Vita Chiesa
I nuovi peccati? Non sono una novità
La Chiesa l’ha fatto, lo fa e lo farà sempre, l’aggiornamento della vita morale, in positivo e in negativo, tanto nella vita privata quanto nella vita sociale o comunitaria. E, questo, perché? Perché gli Apostoli, e successivamente i vescovi e, ancora subordinatamente i sacerdoti, hanno ricevuto direttamente da Gesù Cristo il potere di «rimettere i peccati» come quello di «non rimettere», espresso bene nel greco (crateo) che vuol dire «ritenere», tuttavia due verbi contrari con effetti corrispondenti. Questo potere o potestà appartiene alla Chiesa, come dogmaticamente si evince da Matteo 16, 18-19; da Matteo 18,18 e – come afferma il Concilio di Trento (can 3, sess XIV) in modo precipuo da Giovanni 20, 22-23. Ho detto successivamente, perché i vescovi sono unici e veri successori degli Apostoli: questi hanno la «pienezza del Sacerdozio» che ricevono, sacramentalmente, nel giorno della loro consacrazione; ho detto subordinatamente ai sacerdoti (parroci o non parroci) perché il sacerdozio ci viene ordinato dal vescovo, ma sempre derivato dall’unico Sacerdozio che è quello di Cristo Signore, che comporta il potere di celebrare l’Eucarestia e quello di rimettere i peccati (confessione o penitenza).
Una domanda comunque don Sensini in genere la rivolge, a chi va a confessarsi da lui: «Alle persone che vengono abitualmente per fare un elenco di peccati, spesso chiedo se hanno fatto anche qualcosa di buono, se hanno contribuito a rendere migliore la vita delle persone vicine. È un modo per ricordare che non basta evitare i peccati, la conversione è qualcosa di più profondo». In questo senso, dice don Francesco, negli ultimi anni si nota qualche cambiamento in chi si rivolge al confessore: «Nel prete si cerca la capacità di capire, di intuire, di andare alle radici dei problemi.
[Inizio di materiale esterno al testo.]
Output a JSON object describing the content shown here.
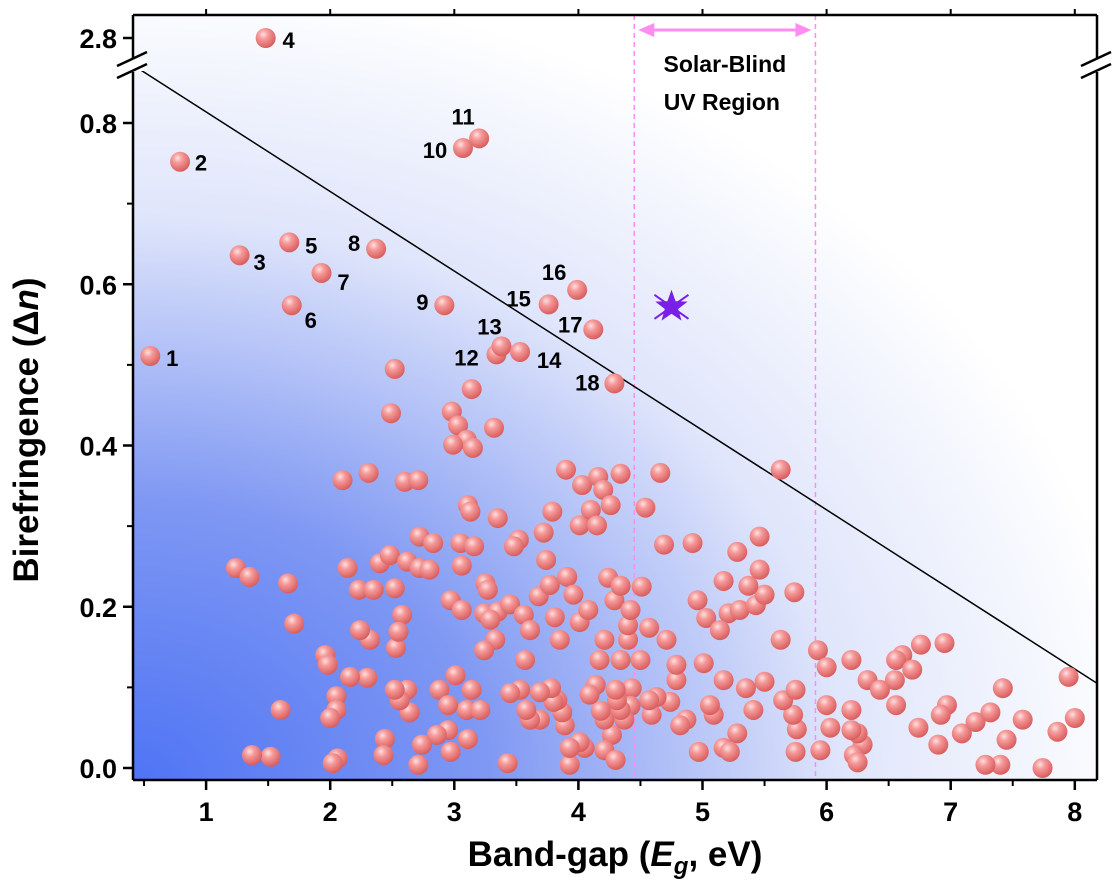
{
  "chart_data": {
    "type": "scatter",
    "xlabel": {
      "prefix": "Band-gap (",
      "var": "E",
      "sub": "g",
      "suffix": ", eV)"
    },
    "ylabel": {
      "prefix": "Birefringence (",
      "delta": "Δ",
      "var": "n",
      "suffix": ")"
    },
    "xlim": [
      0.41,
      8.18
    ],
    "ylim": [
      -0.015,
      0.87
    ],
    "y_break": {
      "above": 0.87,
      "upper_tick": 2.8
    },
    "x_ticks": [
      "1",
      "2",
      "3",
      "4",
      "5",
      "6",
      "7",
      "8"
    ],
    "x_tick_values": [
      1,
      2,
      3,
      4,
      5,
      6,
      7,
      8
    ],
    "y_ticks": [
      "0.0",
      "0.2",
      "0.4",
      "0.6",
      "0.8"
    ],
    "y_tick_values": [
      0,
      0.2,
      0.4,
      0.6,
      0.8
    ],
    "y_upper_tick": "2.8",
    "grid": false,
    "colors": {
      "point": "#f08080",
      "point_highlight": "#ffe0e0",
      "star": "#7a1fe6",
      "line": "#000000",
      "region": "#ff8cf0",
      "background_blue": "#4f74f5"
    },
    "region": {
      "x_range": [
        4.45,
        5.91
      ],
      "label_line1": "Solar-Blind",
      "label_line2": "UV Region"
    },
    "trend_line": {
      "from": [
        0.41,
        0.872
      ],
      "to": [
        8.18,
        0.105
      ]
    },
    "star_point": {
      "x": 4.75,
      "y": 0.572
    },
    "labeled_points": [
      {
        "label": "1",
        "x": 0.55,
        "y": 0.511
      },
      {
        "label": "2",
        "x": 0.79,
        "y": 0.752
      },
      {
        "label": "3",
        "x": 1.27,
        "y": 0.636
      },
      {
        "label": "4",
        "x": 1.48,
        "y": 2.8
      },
      {
        "label": "5",
        "x": 1.67,
        "y": 0.652
      },
      {
        "label": "6",
        "x": 1.69,
        "y": 0.574
      },
      {
        "label": "7",
        "x": 1.93,
        "y": 0.614
      },
      {
        "label": "8",
        "x": 2.37,
        "y": 0.644
      },
      {
        "label": "9",
        "x": 2.92,
        "y": 0.574
      },
      {
        "label": "10",
        "x": 3.07,
        "y": 0.769
      },
      {
        "label": "11",
        "x": 3.2,
        "y": 0.781
      },
      {
        "label": "12",
        "x": 3.34,
        "y": 0.513
      },
      {
        "label": "13",
        "x": 3.38,
        "y": 0.523
      },
      {
        "label": "14",
        "x": 3.53,
        "y": 0.516
      },
      {
        "label": "15",
        "x": 3.76,
        "y": 0.575
      },
      {
        "label": "16",
        "x": 3.99,
        "y": 0.593
      },
      {
        "label": "17",
        "x": 4.12,
        "y": 0.544
      },
      {
        "label": "18",
        "x": 4.29,
        "y": 0.477
      }
    ],
    "points": [
      [
        2.52,
        0.495
      ],
      [
        2.49,
        0.44
      ],
      [
        2.98,
        0.442
      ],
      [
        3.03,
        0.425
      ],
      [
        3.1,
        0.407
      ],
      [
        3.15,
        0.397
      ],
      [
        2.99,
        0.401
      ],
      [
        3.32,
        0.422
      ],
      [
        3.14,
        0.47
      ],
      [
        2.31,
        0.366
      ],
      [
        2.1,
        0.357
      ],
      [
        2.6,
        0.355
      ],
      [
        2.71,
        0.357
      ],
      [
        3.11,
        0.326
      ],
      [
        3.13,
        0.318
      ],
      [
        3.35,
        0.31
      ],
      [
        1.24,
        0.248
      ],
      [
        1.35,
        0.237
      ],
      [
        1.66,
        0.229
      ],
      [
        1.71,
        0.179
      ],
      [
        2.14,
        0.248
      ],
      [
        2.23,
        0.221
      ],
      [
        2.35,
        0.221
      ],
      [
        2.4,
        0.254
      ],
      [
        2.48,
        0.264
      ],
      [
        2.52,
        0.223
      ],
      [
        2.62,
        0.256
      ],
      [
        2.72,
        0.248
      ],
      [
        2.72,
        0.287
      ],
      [
        2.83,
        0.279
      ],
      [
        3.05,
        0.279
      ],
      [
        3.16,
        0.275
      ],
      [
        3.06,
        0.251
      ],
      [
        2.8,
        0.246
      ],
      [
        2.97,
        0.208
      ],
      [
        3.06,
        0.196
      ],
      [
        3.25,
        0.229
      ],
      [
        3.27,
        0.221
      ],
      [
        3.24,
        0.192
      ],
      [
        3.35,
        0.194
      ],
      [
        3.45,
        0.203
      ],
      [
        3.52,
        0.283
      ],
      [
        3.48,
        0.275
      ],
      [
        3.72,
        0.292
      ],
      [
        3.74,
        0.258
      ],
      [
        3.68,
        0.213
      ],
      [
        3.56,
        0.19
      ],
      [
        3.77,
        0.227
      ],
      [
        3.81,
        0.187
      ],
      [
        3.91,
        0.237
      ],
      [
        3.96,
        0.215
      ],
      [
        4.01,
        0.301
      ],
      [
        3.79,
        0.318
      ],
      [
        3.9,
        0.37
      ],
      [
        4.03,
        0.351
      ],
      [
        4.1,
        0.32
      ],
      [
        4.16,
        0.361
      ],
      [
        4.2,
        0.345
      ],
      [
        4.26,
        0.326
      ],
      [
        4.34,
        0.365
      ],
      [
        4.15,
        0.301
      ],
      [
        4.66,
        0.366
      ],
      [
        4.54,
        0.323
      ],
      [
        4.24,
        0.236
      ],
      [
        4.29,
        0.208
      ],
      [
        4.34,
        0.226
      ],
      [
        4.51,
        0.225
      ],
      [
        4.69,
        0.277
      ],
      [
        4.92,
        0.279
      ],
      [
        4.96,
        0.208
      ],
      [
        5.03,
        0.186
      ],
      [
        5.21,
        0.192
      ],
      [
        5.14,
        0.171
      ],
      [
        5.3,
        0.196
      ],
      [
        5.43,
        0.202
      ],
      [
        5.5,
        0.215
      ],
      [
        5.37,
        0.226
      ],
      [
        5.17,
        0.232
      ],
      [
        5.28,
        0.268
      ],
      [
        5.46,
        0.287
      ],
      [
        5.46,
        0.246
      ],
      [
        5.74,
        0.218
      ],
      [
        5.63,
        0.159
      ],
      [
        5.63,
        0.37
      ],
      [
        5.93,
        0.146
      ],
      [
        6.0,
        0.125
      ],
      [
        6.2,
        0.134
      ],
      [
        6.33,
        0.109
      ],
      [
        6.61,
        0.14
      ],
      [
        6.56,
        0.134
      ],
      [
        6.76,
        0.153
      ],
      [
        6.95,
        0.155
      ],
      [
        6.55,
        0.109
      ],
      [
        6.56,
        0.078
      ],
      [
        6.69,
        0.122
      ],
      [
        6.43,
        0.097
      ],
      [
        6.97,
        0.078
      ],
      [
        6.92,
        0.066
      ],
      [
        6.74,
        0.05
      ],
      [
        6.9,
        0.029
      ],
      [
        7.09,
        0.043
      ],
      [
        7.2,
        0.057
      ],
      [
        7.32,
        0.069
      ],
      [
        7.42,
        0.099
      ],
      [
        7.45,
        0.035
      ],
      [
        7.4,
        0.004
      ],
      [
        7.28,
        0.004
      ],
      [
        7.58,
        0.06
      ],
      [
        7.86,
        0.045
      ],
      [
        7.95,
        0.113
      ],
      [
        8.0,
        0.062
      ],
      [
        7.74,
        0.0
      ],
      [
        6.29,
        0.029
      ],
      [
        6.25,
        0.043
      ],
      [
        6.2,
        0.072
      ],
      [
        6.2,
        0.047
      ],
      [
        6.22,
        0.016
      ],
      [
        6.25,
        0.007
      ],
      [
        6.0,
        0.078
      ],
      [
        6.03,
        0.05
      ],
      [
        5.95,
        0.022
      ],
      [
        5.75,
        0.02
      ],
      [
        5.76,
        0.048
      ],
      [
        5.73,
        0.066
      ],
      [
        5.65,
        0.084
      ],
      [
        5.75,
        0.097
      ],
      [
        5.5,
        0.107
      ],
      [
        5.41,
        0.072
      ],
      [
        5.35,
        0.099
      ],
      [
        5.28,
        0.043
      ],
      [
        5.17,
        0.025
      ],
      [
        5.22,
        0.02
      ],
      [
        5.17,
        0.109
      ],
      [
        5.09,
        0.066
      ],
      [
        5.06,
        0.078
      ],
      [
        5.01,
        0.13
      ],
      [
        4.97,
        0.02
      ],
      [
        4.87,
        0.06
      ],
      [
        4.82,
        0.053
      ],
      [
        4.79,
        0.109
      ],
      [
        4.79,
        0.128
      ],
      [
        4.74,
        0.082
      ],
      [
        4.63,
        0.088
      ],
      [
        4.59,
        0.066
      ],
      [
        4.57,
        0.084
      ],
      [
        4.5,
        0.134
      ],
      [
        4.43,
        0.099
      ],
      [
        4.42,
        0.077
      ],
      [
        4.37,
        0.06
      ],
      [
        4.34,
        0.072
      ],
      [
        4.31,
        0.084
      ],
      [
        4.3,
        0.097
      ],
      [
        4.27,
        0.041
      ],
      [
        4.21,
        0.06
      ],
      [
        4.21,
        0.022
      ],
      [
        4.3,
        0.01
      ],
      [
        4.18,
        0.071
      ],
      [
        4.14,
        0.103
      ],
      [
        4.09,
        0.091
      ],
      [
        4.05,
        0.025
      ],
      [
        4.01,
        0.032
      ],
      [
        3.93,
        0.004
      ],
      [
        3.93,
        0.025
      ],
      [
        3.89,
        0.053
      ],
      [
        3.87,
        0.069
      ],
      [
        3.83,
        0.084
      ],
      [
        3.8,
        0.082
      ],
      [
        3.78,
        0.099
      ],
      [
        3.69,
        0.094
      ],
      [
        3.69,
        0.06
      ],
      [
        3.61,
        0.06
      ],
      [
        3.58,
        0.072
      ],
      [
        3.53,
        0.097
      ],
      [
        3.45,
        0.093
      ],
      [
        3.43,
        0.006
      ],
      [
        3.33,
        0.159
      ],
      [
        3.29,
        0.184
      ],
      [
        3.24,
        0.146
      ],
      [
        3.14,
        0.097
      ],
      [
        3.1,
        0.072
      ],
      [
        3.11,
        0.036
      ],
      [
        2.97,
        0.02
      ],
      [
        2.95,
        0.047
      ],
      [
        2.88,
        0.097
      ],
      [
        2.86,
        0.041
      ],
      [
        2.74,
        0.029
      ],
      [
        2.71,
        0.004
      ],
      [
        2.64,
        0.069
      ],
      [
        2.62,
        0.097
      ],
      [
        2.56,
        0.084
      ],
      [
        2.52,
        0.097
      ],
      [
        2.44,
        0.036
      ],
      [
        2.43,
        0.016
      ],
      [
        2.32,
        0.159
      ],
      [
        2.3,
        0.112
      ],
      [
        2.16,
        0.113
      ],
      [
        2.05,
        0.089
      ],
      [
        2.05,
        0.072
      ],
      [
        2.0,
        0.062
      ],
      [
        2.06,
        0.012
      ],
      [
        2.02,
        0.006
      ],
      [
        1.96,
        0.14
      ],
      [
        1.98,
        0.128
      ],
      [
        1.6,
        0.072
      ],
      [
        1.52,
        0.014
      ],
      [
        1.37,
        0.016
      ],
      [
        2.24,
        0.171
      ],
      [
        2.58,
        0.19
      ],
      [
        2.53,
        0.149
      ],
      [
        2.55,
        0.169
      ],
      [
        2.95,
        0.078
      ],
      [
        3.01,
        0.115
      ],
      [
        3.21,
        0.072
      ],
      [
        3.57,
        0.134
      ],
      [
        3.61,
        0.171
      ],
      [
        3.85,
        0.159
      ],
      [
        4.01,
        0.181
      ],
      [
        4.08,
        0.196
      ],
      [
        4.17,
        0.134
      ],
      [
        4.34,
        0.134
      ],
      [
        4.4,
        0.159
      ],
      [
        4.57,
        0.174
      ],
      [
        4.71,
        0.159
      ],
      [
        4.4,
        0.177
      ],
      [
        4.42,
        0.196
      ],
      [
        4.21,
        0.159
      ]
    ]
  }
}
Si chiede non solo di essere ascoltati, ma di ricevere una parola di vita, che aiuti a fare chiarezza e dia la forza per andare avanti».
Il Papa chiede ai sacerdoti più spazio all’ascolto: tutti coloro che si occupano della cura delle anime, scrive, «hanno l’obbligo di provvedere che siano ascoltate le confessioni dei fedeli a loro affidati» e di mostrarsi «sempre e pienamente disposti» ad amministrare il sacramento della penitenza «ogniqualvolta i fedeli ne facciano ragionevolmente richiesta». La «mancanza di disponibilità ad accogliere le pecore ferite per poi ricondurle all’ovile», scrive Giovanni Paolo II, «sarebbe un doloroso senso di carenza di senso pastorale» nei sacerdoti: vescovi, parroci e rettori di chiese e santuari, aggiunge il Papa, «devono verificare periodicamente che di fatto esistano le massime facilitazioni possibili per le confessioni dei fedeli», soprattutto attraverso «la presenza visibile dei confessori nei luoghi di culto durante gli orari previsti, l’adeguamento di questi orari alla situazione reale dei penitenti, e la speciale disponibilità per confessare prima delle Messe» e anche durante le celebrazioni.